Real analysis - proof concerning infimum and supremum

Question

So I encountered this proof where it asks to prove the infimum is less than or equal to the supremum in a non empty set of real numbers that is bounded.

My approach right now is to prove it by contradiction, where I assume the infimum is greater than the supremum and then I would use the epsilon criterion to point out a contradiction in that if $\inf(S)>\sup(S)$,then the $\inf(S)$ cannot be an $\inf(S)$ at all.

However, the logic seems a bit wrong, as the contradiction lies in supposition not the assumption and I am also trying find a direct proof for the above statement. thanks!

Answer 1

Take $x\in S$; you can do it since it is not empty. Then:

• $\inf(S)\leqslant x$ since $\inf(S)$ is a lower bound of $S$;
• $\sup(S)\geqslant x$, since $\sup(S)$ is an upper bound of $S$.
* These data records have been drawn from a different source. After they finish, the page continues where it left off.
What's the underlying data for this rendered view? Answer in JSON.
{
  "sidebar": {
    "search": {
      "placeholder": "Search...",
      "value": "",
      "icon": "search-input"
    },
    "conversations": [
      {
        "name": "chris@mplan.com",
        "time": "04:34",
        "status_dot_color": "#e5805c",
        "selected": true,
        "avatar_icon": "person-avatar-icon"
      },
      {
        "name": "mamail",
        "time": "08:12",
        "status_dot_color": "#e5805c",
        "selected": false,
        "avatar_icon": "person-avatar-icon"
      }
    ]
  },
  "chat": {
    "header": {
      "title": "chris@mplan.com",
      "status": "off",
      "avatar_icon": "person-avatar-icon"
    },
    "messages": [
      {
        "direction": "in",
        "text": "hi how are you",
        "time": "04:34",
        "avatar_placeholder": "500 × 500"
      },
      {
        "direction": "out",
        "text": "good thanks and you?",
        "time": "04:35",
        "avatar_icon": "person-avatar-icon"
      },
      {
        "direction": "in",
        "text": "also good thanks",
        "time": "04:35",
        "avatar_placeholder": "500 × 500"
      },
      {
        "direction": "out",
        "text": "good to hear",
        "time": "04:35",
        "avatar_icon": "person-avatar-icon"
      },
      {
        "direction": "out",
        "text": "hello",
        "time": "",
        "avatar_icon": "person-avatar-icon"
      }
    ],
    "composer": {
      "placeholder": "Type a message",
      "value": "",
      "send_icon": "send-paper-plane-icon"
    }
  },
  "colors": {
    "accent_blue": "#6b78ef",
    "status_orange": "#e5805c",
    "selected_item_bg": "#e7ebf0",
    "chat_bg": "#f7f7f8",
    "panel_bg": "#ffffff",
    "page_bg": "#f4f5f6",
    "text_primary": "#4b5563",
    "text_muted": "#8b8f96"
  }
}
Therefore, $\inf(S)\leqslant\sup(S)$.

Answer 2

Consider a set $A\subset\mathbb R$ and assume that $A$ isn't empty.

Case 1: If $A$ contains only one point then $\inf A = \sup A$.

Case 2: Suppose $A$ has more than one point. If $x,y\in A$ and $x<y$, then it is clear that $\inf A \le x < y \le \sup A$ by definition.